According to a survey of more than 4500 online US adults, around 3.6 million US adults fell victim and lost money in phishing attacks in the 12 months ending in August 2007, up from 2.3 million adults the year before.

Phishing attacks were more successful in 2007 than in the previous two years. Of the number consumers who received phishing e-mails in 2007, 3.3% say they lost money because of the attack, compared with 2.3% that lost money in 2006 and 2.9% that did so in 2005, says Gartner.

Gartner says debit cards have emerged as the financial instrument targeted most by fraudsters in this year's study, which shows that criminals are targeting areas "where fraud detection is weaker than it is with credit card accounts". According to the survey, of the consumers that lost money to phishing attacks, 47% said a debit or cheque card had been the payment method used when they lost money or had unauthorised charges made on accounts. This was followed by 32% of respondents that listed a credit card as the payment method and 24% who listed a bank account as the method.

The average dollar loss per incident declined to $886 in 2006, from $1,244 lost on average in 2006 (with a median loss of $200 in 2007). But as there were more victims, overall around $3.2 billion was lost to phishing crimes in 2007.

On a more positive note, the amounts that consumers were able to recover increased, with some 1.6 million adults recovered about 64% of losses in 2007, up from 2006 when 1.5 million adults managed to recover 54% of losses.

PayPal and eBay continue to be the most-spoofed brands, but phishing attacks increasingly come in different guises and impersonate electronic greeting cards, charities and foreign businesses, says Gartner.

Avivah Litan, VP and distinguished analyst at Gartner, says phishing attacks are becoming more surreptitious but anti-phishing detection and prevention applications are still not utilised widely enough to stop the damage. Around 11% of online adults say they don't use any security software - such as antivirus or anti-spyware products - on their desktop, and another 45% only use what they can get for free.

"Customer-facing organisations cannot expect their customers' desktops to be protected from malicious code, nor from e-mail and/or advertising traps that lure innocent consumers to Web sites that turn out to be infection points," she adds.
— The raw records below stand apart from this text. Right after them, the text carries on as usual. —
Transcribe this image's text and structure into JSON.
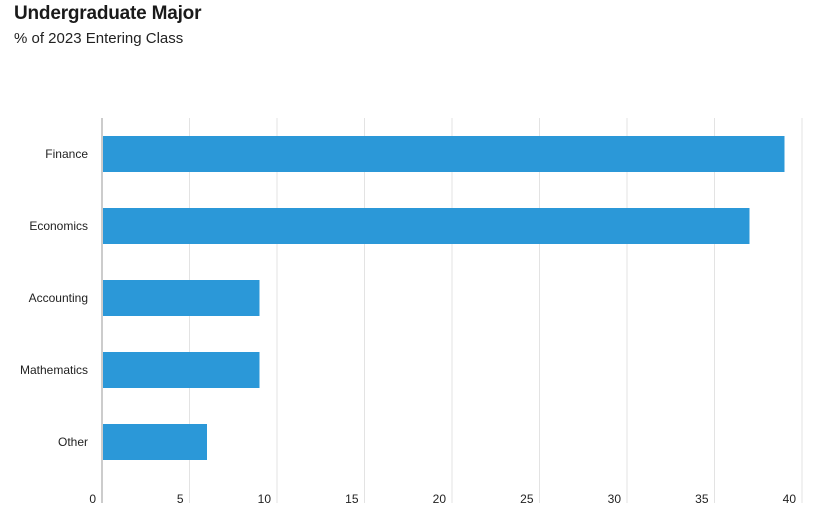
{
  "title": "Undergraduate Major",
  "subtitle": "% of 2023 Entering Class",
  "colors": {
    "bar": "#2b98d8",
    "grid": "#e3e3e3",
    "axis": "#999999"
  },
  "chart_data": {
    "type": "bar",
    "orientation": "horizontal",
    "title": "Undergraduate Major",
    "subtitle": "% of 2023 Entering Class",
    "categories": [
      "Finance",
      "Economics",
      "Accounting",
      "Mathematics",
      "Other"
    ],
    "values": [
      39,
      37,
      9,
      9,
      6
    ],
    "xlim": [
      0,
      40
    ],
    "xticks": [
      0,
      5,
      10,
      15,
      20,
      25,
      30,
      35,
      40
    ],
    "xlabel": "",
    "ylabel": "",
    "grid": true,
    "legend": "none"
  }
}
Gartner also says that bank regulators appear to be "in the dark" when it comes to measuring damage from phishing attacks. Gartner, along with the University of California at Berkeley, analysed data on fraud attacks supplied the Federal Deposit Insurance Corporation and found the information to be "spotty, unreliable and unstructured data". Litan says just 451 unique incidents were reported between 27 January 2005 and 30 May 30 but "the data quality was so poor that it was impossible to draw any conclusions from it other than that the regulatory reporting on fraud attacks is severely lacking".

"Regulators must get a better handle on the problem through consistent and timely bank reporting on their fraud incidents and losses," she adds.

The consultancy warns that phishing and malware attacks will continue to increase through 2009 because it's still a lucrative business. Advertising networks will be used to deliver up to 30% of malware that lands on consumer desktops, says Gartner.

E-mail providers, advertising networks and other "infection point" providers need to have incentives to invest in solutions to keep phishing e-mails from reaching consumers in the first place, says Gartner.